Creative people draw inspiration from everything around them. However, when it comes to relationships, is there really a better muse than heartache?
I wish I could say happiness, but it wouldn’t be true, not for me at least. After my ex and I broke up, I threw myself into my writing. It wasn’t something I thought about or struggled with. The creative process took over.
This weekend marks my 2-year anniversary with my boyfriend. While I’ve never been happier with another person, I’m literally staring at a blank page pleading my fingers to type something. It’s as if my current relationship bliss has rendered me incapable of writing about romantic relationships. It’s embarrassing. I’m a writer, spinning words into gold is my job description.
Let’s face it, the life of an average happy couple is boring. As much as I cherish the simple things like grocery shopping with my boyfriend, it’s not exactly the stuff Pulitzers are made of.

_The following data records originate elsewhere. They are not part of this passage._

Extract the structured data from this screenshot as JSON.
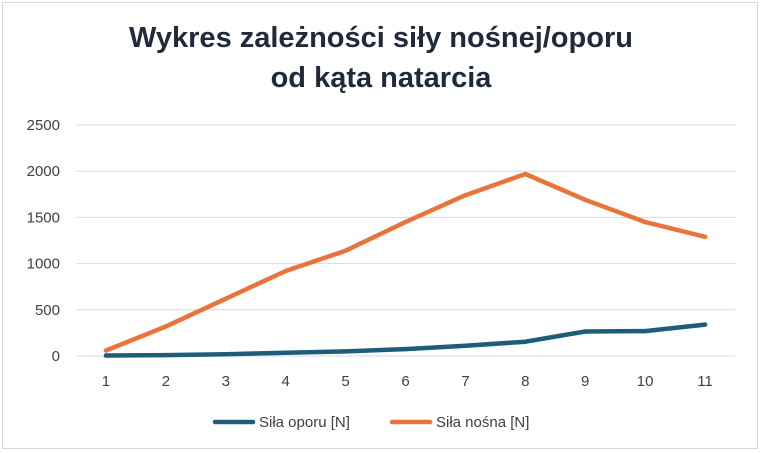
{
  "chart_data": {
    "type": "line",
    "title_line1": "Wykres zależności siły nośnej/oporu",
    "title_line2": "od kąta natarcia",
    "categories": [
      "1",
      "2",
      "3",
      "4",
      "5",
      "6",
      "7",
      "8",
      "9",
      "10",
      "11"
    ],
    "series": [
      {
        "name": "Siła oporu [N]",
        "color": "#1f5c7a",
        "values": [
          5,
          10,
          20,
          35,
          50,
          75,
          110,
          155,
          265,
          270,
          340
        ]
      },
      {
        "name": "Siła nośna [N]",
        "color": "#e8743b",
        "values": [
          60,
          320,
          620,
          920,
          1140,
          1450,
          1740,
          1970,
          1690,
          1450,
          1290
        ]
      }
    ],
    "ylim": [
      0,
      2500
    ],
    "yticks": [
      "0",
      "500",
      "1000",
      "1500",
      "2000",
      "2500"
    ],
    "grid": true,
    "legend_position": "bottom"
  }
}
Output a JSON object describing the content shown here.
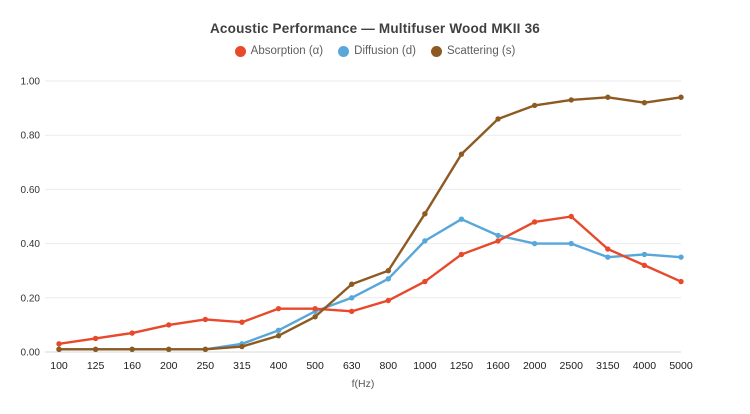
{
  "header": {
    "title": "Acoustic Performance — Multifuser Wood MKII 36"
  },
  "chart_data": {
    "type": "line",
    "title": "Acoustic Performance — Multifuser Wood MKII 36",
    "xlabel": "f(Hz)",
    "ylabel": "",
    "ylim": [
      0,
      1.0
    ],
    "grid": "horizontal",
    "legend_position": "top",
    "marker": "circle",
    "categories": [
      "100",
      "125",
      "160",
      "200",
      "250",
      "315",
      "400",
      "500",
      "630",
      "800",
      "1000",
      "1250",
      "1600",
      "2000",
      "2500",
      "3150",
      "4000",
      "5000"
    ],
    "y_ticks": {
      "values": [
        0,
        0.2,
        0.4,
        0.6,
        0.8,
        1.0
      ],
      "labels": [
        "0.00",
        "0.20",
        "0.40",
        "0.60",
        "0.80",
        "1.00"
      ]
    },
    "series": [
      {
        "name": "Absorption (α)",
        "color": "#e8492b",
        "values": [
          0.03,
          0.05,
          0.07,
          0.1,
          0.12,
          0.11,
          0.16,
          0.16,
          0.15,
          0.19,
          0.26,
          0.36,
          0.41,
          0.48,
          0.5,
          0.38,
          0.32,
          0.26
        ]
      },
      {
        "name": "Diffusion (d)",
        "color": "#57a7db",
        "values": [
          0.01,
          0.01,
          0.01,
          0.01,
          0.01,
          0.03,
          0.08,
          0.15,
          0.2,
          0.27,
          0.41,
          0.49,
          0.43,
          0.4,
          0.4,
          0.35,
          0.36,
          0.35
        ]
      },
      {
        "name": "Scattering (s)",
        "color": "#8d5a22",
        "values": [
          0.01,
          0.01,
          0.01,
          0.01,
          0.01,
          0.02,
          0.06,
          0.13,
          0.25,
          0.3,
          0.51,
          0.73,
          0.86,
          0.91,
          0.93,
          0.94,
          0.92,
          0.94
        ]
      }
    ]
  }
}
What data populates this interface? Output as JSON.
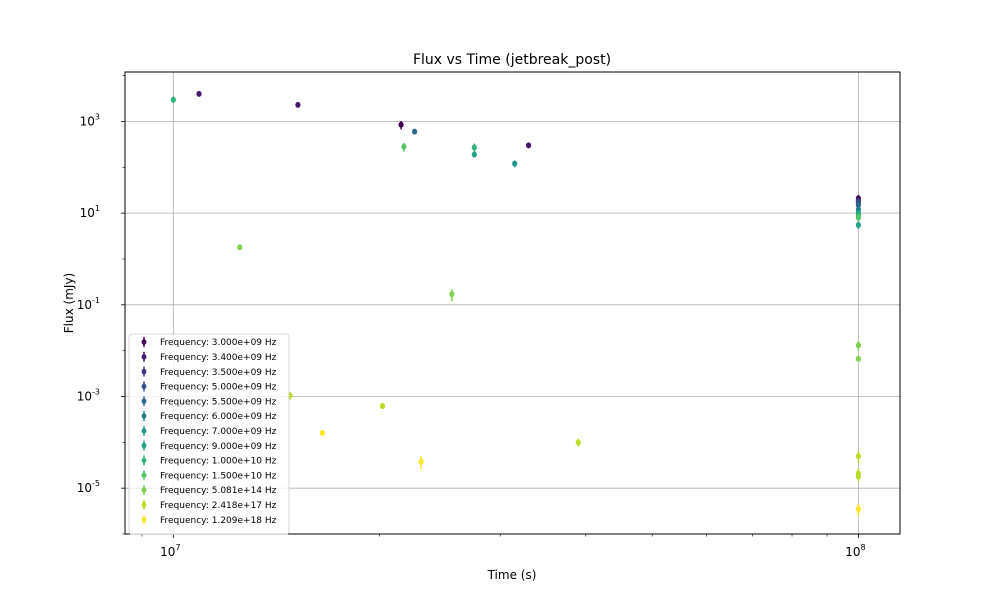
{
  "chart_data": {
    "type": "scatter",
    "title": "Flux vs Time (jetbreak_post)",
    "xlabel": "Time (s)",
    "ylabel": "Flux (mJy)",
    "xscale": "log",
    "yscale": "log",
    "xlim": [
      8500000,
      115000000
    ],
    "ylim": [
      1e-06,
      12000.0
    ],
    "grid": true,
    "legend_position": "lower-left",
    "x_ticks": [
      {
        "value": 10000000,
        "label": "10^7"
      },
      {
        "value": 100000000,
        "label": "10^8"
      }
    ],
    "y_ticks": [
      {
        "value": 1e-05,
        "label": "10^-5"
      },
      {
        "value": 0.001,
        "label": "10^-3"
      },
      {
        "value": 0.1,
        "label": "10^-1"
      },
      {
        "value": 10,
        "label": "10^1"
      },
      {
        "value": 1000,
        "label": "10^3"
      }
    ],
    "series": [
      {
        "name": "Frequency: 3.000e+09 Hz",
        "color": "#440154",
        "x": [
          21500000,
          100000000
        ],
        "y": [
          850,
          21
        ],
        "yerr": [
          180,
          4
        ]
      },
      {
        "name": "Frequency: 3.400e+09 Hz",
        "color": "#47176b",
        "x": [
          10900000,
          15200000,
          33000000,
          100000000
        ],
        "y": [
          4000,
          2300,
          300,
          18
        ],
        "yerr": [
          200,
          150,
          20,
          2
        ]
      },
      {
        "name": "Frequency: 3.500e+09 Hz",
        "color": "#433481",
        "x": [
          100000000
        ],
        "y": [
          19
        ],
        "yerr": [
          2
        ]
      },
      {
        "name": "Frequency: 5.000e+09 Hz",
        "color": "#38508b",
        "x": [
          100000000
        ],
        "y": [
          17
        ],
        "yerr": [
          2
        ]
      },
      {
        "name": "Frequency: 5.500e+09 Hz",
        "color": "#2d6a8e",
        "x": [
          22500000,
          100000000
        ],
        "y": [
          600,
          15
        ],
        "yerr": [
          60,
          2
        ]
      },
      {
        "name": "Frequency: 6.000e+09 Hz",
        "color": "#24808e",
        "x": [
          100000000
        ],
        "y": [
          12
        ],
        "yerr": [
          1.5
        ]
      },
      {
        "name": "Frequency: 7.000e+09 Hz",
        "color": "#1f988b",
        "x": [
          31500000,
          100000000
        ],
        "y": [
          120,
          10
        ],
        "yerr": [
          20,
          1.5
        ]
      },
      {
        "name": "Frequency: 9.000e+09 Hz",
        "color": "#21a585",
        "x": [
          27500000,
          100000000
        ],
        "y": [
          190,
          5.5
        ],
        "yerr": [
          20,
          1
        ]
      },
      {
        "name": "Frequency: 1.000e+10 Hz",
        "color": "#30b57b",
        "x": [
          10000000,
          27500000,
          100000000
        ],
        "y": [
          3000,
          270,
          9
        ],
        "yerr": [
          500,
          60,
          2
        ]
      },
      {
        "name": "Frequency: 1.500e+10 Hz",
        "color": "#55c667",
        "x": [
          21700000,
          100000000
        ],
        "y": [
          280,
          8
        ],
        "yerr": [
          60,
          1.5
        ]
      },
      {
        "name": "Frequency: 5.081e+14 Hz",
        "color": "#7fd34e",
        "x": [
          12500000,
          25500000,
          100000000,
          100000000
        ],
        "y": [
          1.8,
          0.17,
          0.013,
          0.0066
        ],
        "yerr": [
          0.2,
          0.05,
          0.003,
          0.0007
        ]
      },
      {
        "name": "Frequency: 2.418e+17 Hz",
        "color": "#bade28",
        "x": [
          14800000,
          20200000,
          39000000,
          100000000,
          100000000,
          100000000
        ],
        "y": [
          0.00105,
          0.00062,
          0.0001,
          5e-05,
          2.1e-05,
          1.8e-05
        ],
        "yerr": [
          0.0002,
          8e-05,
          2e-05,
          1.5e-05,
          6e-06,
          4e-06
        ]
      },
      {
        "name": "Frequency: 1.209e+18 Hz",
        "color": "#fde725",
        "x": [
          16500000,
          23000000,
          100000000
        ],
        "y": [
          0.00016,
          3.8e-05,
          3.5e-06
        ],
        "yerr": [
          2e-05,
          1.2e-05,
          1e-06
        ]
      }
    ]
  }
}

No one wants to read a book about a happy couple. Imagine if Noah and Allie from the Notebook hadn’t lost touch and had just gotten married in the first place. BORING. People love a happy ending, but with a few twists and turns along the way. I suppose there’s always books on HOW to be a happy couple, but I’m almost certain Dr. Phil has that market locked down.
Perhaps the problem stems from the fact that all my current relationship problems are good problems. My boyfriend is so skinny that we wear the same size pants. Even this isn’t really a problem. The way I see it, I now have more clothes.
As great news as this is for my personal life, I can’t help but feel like it’s a death sentence for my writing career. With the exception of Gretchen Rubin’s Happiness Project, most of my creative role models thrived in times of heartache. Case in point, Alanis Morissette.
Go ahead, gasp. You and I both know she’s never been better than Jagged Little Pill. Was Dave Coulier the love of her life or, the one who got away? Definitely not. But did he inspire one of the most awe-inspiring and beloved breakup songs of all time, “You Oughta Know”? Yes.
So what next? The book’s written. Everyone knows everything there is to know about my love life. And I’m tired of writing about my ex. Nothing gives the impression that you’re still not over him, than constantly bringing it up. I’m over it, I promise. Still, writing about happy and healthy love just isn’t the same.
In case you haven’t figure it out, I’m officially writing a post complaining about how much it sucks as a writer to be in a healthy relationship, and judging myself for it. Oh well, I suppose I’ll think of something. Who knows, maybe my boyfriend will turn out to be an ax-murderer. (fingers crossed) So I ask again,
IS THERE A MUSE BETTER THAN HEARTACHE?